Quantify Your Achievements:Employers love numbers! When drafting your CV, highlight your achievements with quantifiable results. For instance, mention how your data analysis led to a certain percentage increase in efficiency or revenue at a previous job or project. These details can really make your application pop!
Craft a Tailored Cover Letter:For a full-time role at Deep Medical, your cover letter should reflect your passion for data science and your excitement about the specific projects or values of the company. Dive into why you’re a good fit, how your skills align with their needs, and any unique perspectives you can bring to the team.
Stand Out with Relevant Courses and Certifications:Although experience talks, relevant courses or certifications can be your ticket to impressing hiring managers at Deep Medical. Mention any standout courses you've completed that equipped you with essential skills, such as machine learning certifications or data visualisation courses. This shows your commitment to continuously developing your skills in the field!
How to prepare for a job interview at Deep Medical
✨Brush Up on Your Statistics
For a data science role, we need to seriously sharpen our statistics skills. Get ready to tackle technical questions on probability distributions, hypothesis testing, and regression analysis. These are often the bread and butter of data science interviews, so don't just skim over them!
✨Showcase Your Projects
Prepare a killer portfolio showcasing your data science projects. We should include details about the datasets used, the tools and techniques applied, and the impact of your findings. If we can walk them through a particularly challenging project or a cool visualisation that had real-world implications, it’ll really make us stand out!
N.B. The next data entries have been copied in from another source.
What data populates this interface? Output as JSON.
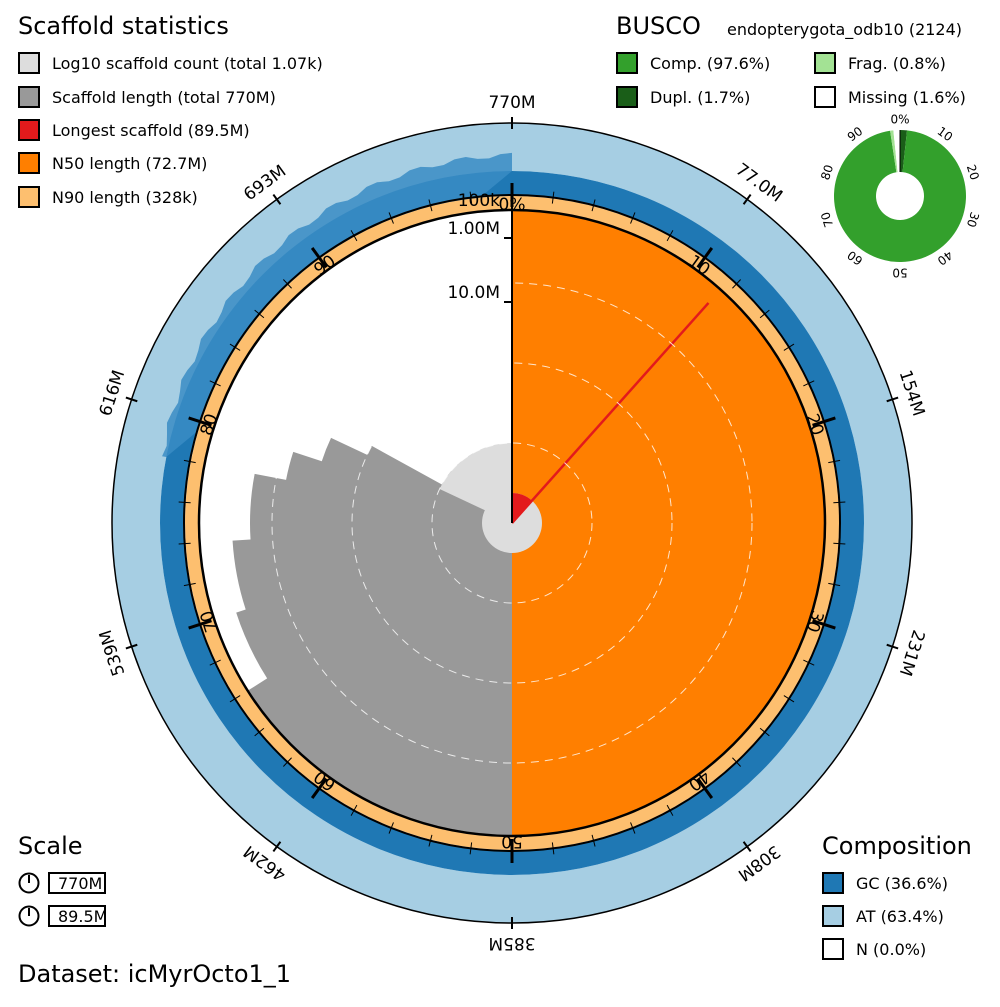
{
  "title": "Scaffold statistics",
  "dataset_label": "Dataset: icMyrOcto1_1",
  "legend_stats": [
    {
      "label": "Log10 scaffold count (total 1.07k)",
      "color": "#dddddd"
    },
    {
      "label": "Scaffold length (total 770M)",
      "color": "#999999"
    },
    {
      "label": "Longest scaffold (89.5M)",
      "color": "#e31a1c"
    },
    {
      "label": "N50 length (72.7M)",
      "color": "#ff7f00"
    },
    {
      "label": "N90 length (328k)",
      "color": "#fdbf6f"
    }
  ],
  "busco": {
    "title": "BUSCO",
    "lineage": "endopterygota_odb10 (2124)",
    "legend": [
      {
        "label": "Comp. (97.6%)",
        "color": "#33a02c"
      },
      {
        "label": "Frag. (0.8%)",
        "color": "#a3e294"
      },
      {
        "label": "Dupl. (1.7%)",
        "color": "#1a5e18"
      },
      {
        "label": "Missing (1.6%)",
        "color": "#ffffff"
      }
    ],
    "ticks": [
      "0%",
      "10",
      "20",
      "30",
      "40",
      "50",
      "60",
      "70",
      "80",
      "90"
    ]
  },
  "scale": {
    "title": "Scale",
    "values": [
      "770M",
      "89.5M"
    ]
  },
  "composition": {
    "title": "Composition",
    "legend": [
      {
        "label": "GC (36.6%)",
        "color": "#1f78b4"
      },
      {
        "label": "AT (63.4%)",
        "color": "#a6cee3"
      },
      {
        "label": "N (0.0%)",
        "color": "#ffffff"
      }
    ]
  },
  "chart_data": {
    "type": "snail",
    "title": "Scaffold statistics",
    "total_length": "770M",
    "scaffold_count": "1.07k",
    "longest_scaffold_mb": 89.5,
    "n50_length_mb": 72.7,
    "n90_length_kb": 328,
    "percent_ticks": [
      "0%",
      "10",
      "20",
      "30",
      "40",
      "50",
      "60",
      "70",
      "80",
      "90"
    ],
    "length_ticks": [
      "770M",
      "77.0M",
      "154M",
      "231M",
      "308M",
      "385M",
      "462M",
      "539M",
      "616M",
      "693M"
    ],
    "radial_ticks": [
      "100k",
      "1.00M",
      "10.0M"
    ],
    "n50_end_percent": 50,
    "n90_end_percent": 93.6,
    "longest_scaffold_percent": 11.6,
    "gc_percent": 36.6,
    "at_percent": 63.4,
    "n_percent": 0.0,
    "busco": {
      "complete": 97.6,
      "duplicated": 1.7,
      "fragmented": 0.8,
      "missing": 1.6,
      "lineage": "endopterygota_odb10",
      "total": 2124
    }
  }
}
✨Get Comfortable with Python and R
Most data science positions require us to be proficient in programming languages like Python and R. We should practice common libraries like pandas, NumPy, and scikit-learn, and be ready for live coding exercises or algorithm questions. Showing off our coding chops can really impress the interviewers at Deep Medical!
✨Prepare for Case Studies
Expect to encounter real-world case studies during the interview. We might be asked how we’d approach a data problem or analyse a dataset to extract insights. It's essential to think out loud and demonstrate our problem-solving process so that the interviewer can see our logical thinking in action.